LIMMY | COMEDY REVIEW
Glee Club, Cardiff Bay, Mon 12 June
Limmy’s career up to this point, a sold-out UK tour of standup comedy venues, is notable for how little mind it’s paid to the traditional standup route. In fact, he’s not really a standup comedian at all: this show comes in two parts, a reading from his book of short stories That’s Your Lot and a Q&A session with the Glee Club audience. Except when he goes off-piste into a routine – I’m calling it that; it may have been improvised – about his more lurid material, here and on social media, coming back to embarrass his young son in the school playground. It’s physical, vulgar and great, and demonstrates his natural, unlearned talent in the medium.
Before this, Limmy (for the uninitiated: Brian Limond, a Glaswegian in his early 40s who first got popular on the Scottish internet a decade or so back with a series of self-hosted, self-recorded sketches, before word spread and the BBC commissioned three series) sits down in a large, private members’ club type chair and makes himself and us at home. Ostensibly here to plug That’s Your Lot, he voices concern that casual fans might just want to hear him run through his most popular characters’ catchphrases, so we begin with 10 minutes of requests to that end. It’s rescued from pointlessness by his interactions with the crowd, but the book-reading is when matters begin in earnest.
The three stories Limmy reads here have something of the shaggy dog about them, their endings wilfully inconclusive and dampened: these are not tales of redemption or moral lessons, any more than you’d expect if you’ve seen Limmy’s Show on TV. You could reasonably say that Taxi Patter, set in a London cab with a leering driver, is a satire of everyday sexism, male social codes and heteronormativity, if you were that way inclined, but that’s not why it’s funny per se. Pavement has something of the Roald Dahl about its cartoonish horror, but the only takeaway is that one shouldn’t tamper with wet concrete.
Following a “pish break”, the second half of the show is dedicated to fielding questions from the audience.
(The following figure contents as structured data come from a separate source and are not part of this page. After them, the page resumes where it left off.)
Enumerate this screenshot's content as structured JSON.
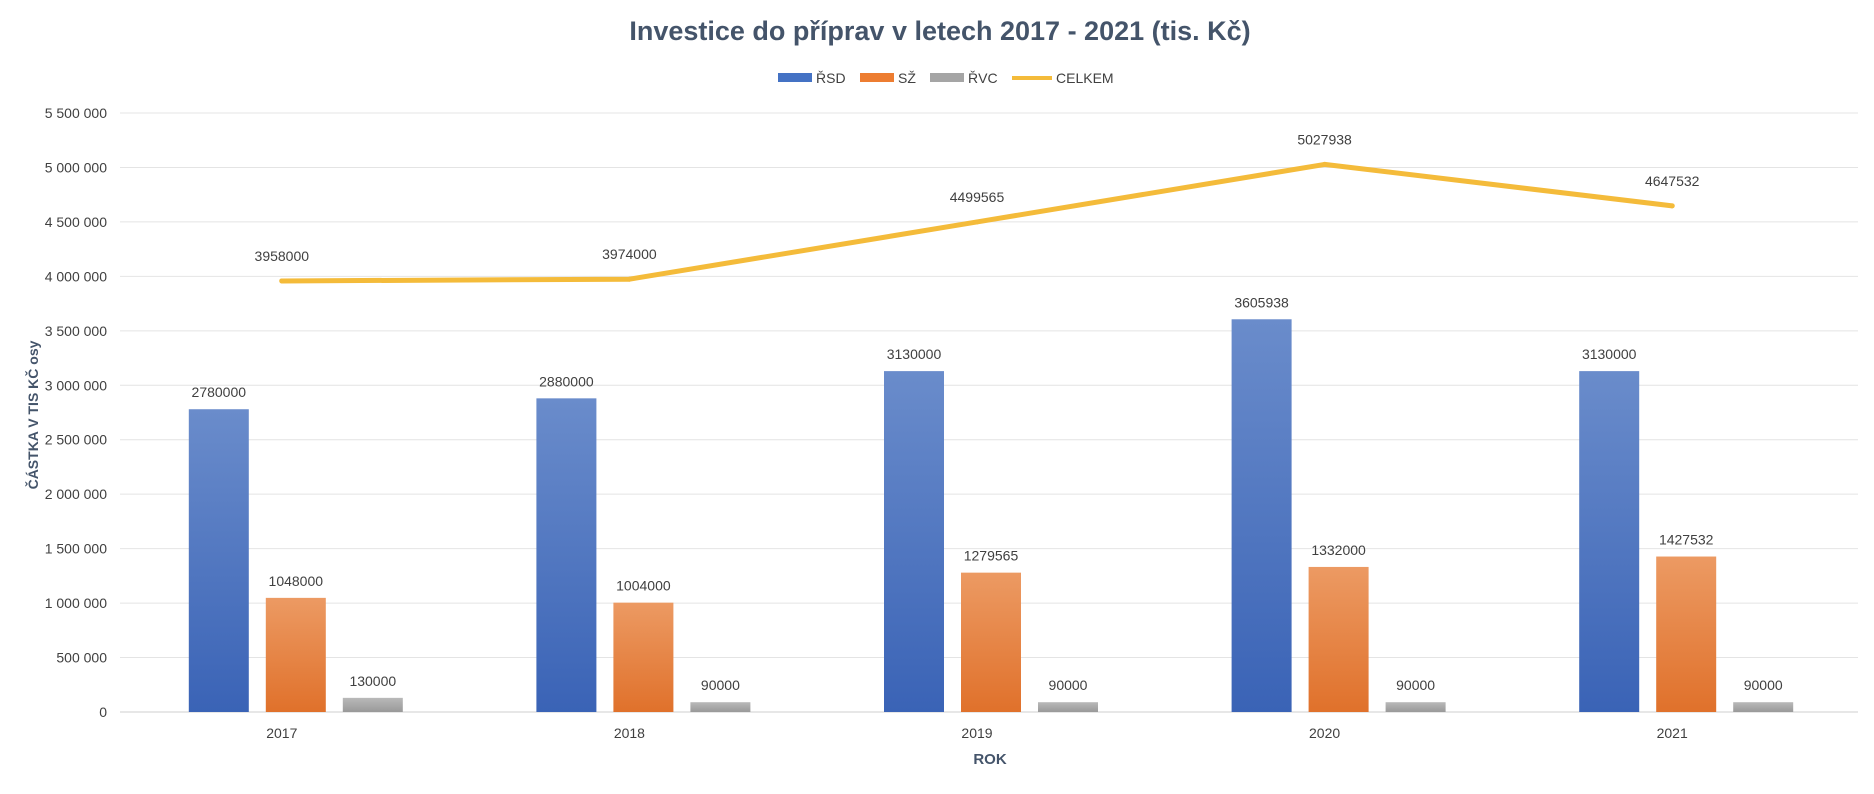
{
  "chart_data": {
    "type": "bar",
    "title": "Investice do příprav v letech 2017 - 2021 (tis. Kč)",
    "xlabel": "ROK",
    "ylabel": "ČÁSTKA V TIS KČ osy",
    "categories": [
      "2017",
      "2018",
      "2019",
      "2020",
      "2021"
    ],
    "ylim": [
      0,
      5500000
    ],
    "yticks": [
      0,
      500000,
      1000000,
      1500000,
      2000000,
      2500000,
      3000000,
      3500000,
      4000000,
      4500000,
      5000000,
      5500000
    ],
    "ytick_labels": [
      "0",
      "500 000",
      "1 000 000",
      "1 500 000",
      "2 000 000",
      "2 500 000",
      "3 000 000",
      "3 500 000",
      "4 000 000",
      "4 500 000",
      "5 000 000",
      "5 500 000"
    ],
    "grid": true,
    "legend_position": "top",
    "series": [
      {
        "name": "ŘSD",
        "kind": "bar",
        "color": "#4472c4",
        "values": [
          2780000,
          2880000,
          3130000,
          3605938,
          3130000
        ]
      },
      {
        "name": "SŽ",
        "kind": "bar",
        "color": "#ed7d31",
        "values": [
          1048000,
          1004000,
          1279565,
          1332000,
          1427532
        ]
      },
      {
        "name": "ŘVC",
        "kind": "bar",
        "color": "#a5a5a5",
        "values": [
          130000,
          90000,
          90000,
          90000,
          90000
        ]
      },
      {
        "name": "CELKEM",
        "kind": "line",
        "color": "#f4bb3a",
        "values": [
          3958000,
          3974000,
          4499565,
          5027938,
          4647532
        ]
      }
    ]
  }
}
This is a healthy if haphazard mixture of the generic (“who’s the most famous person you’ve ever met?” – Matt Lucas, apparently, who is also deemed more famous than Alex Salmond), the earnest fanboying/girling (a section about his rejected sitcom pitches, which he has talked about in interviews a few times), the references to his material (being on a ‘permo’, or permanent acid trip – a former pal of Limmy’s apparently suffers from this while working in the upper echelons of trade unionism) and cosy topics of his like porn and computer games (neither are tackled as laddishly as you might fear, although extensive discussion of something called Overwatch has made me no less likely to play it).
Clearly on some level a showcase for his quick wit and improvisational abilities, Limmy manages to extract a laugh from pretty much every question, even the uninspiring ones. As close to an organic sensation as you can get in British comedy at the moment, despite – perhaps because of – having little interest in its conventions.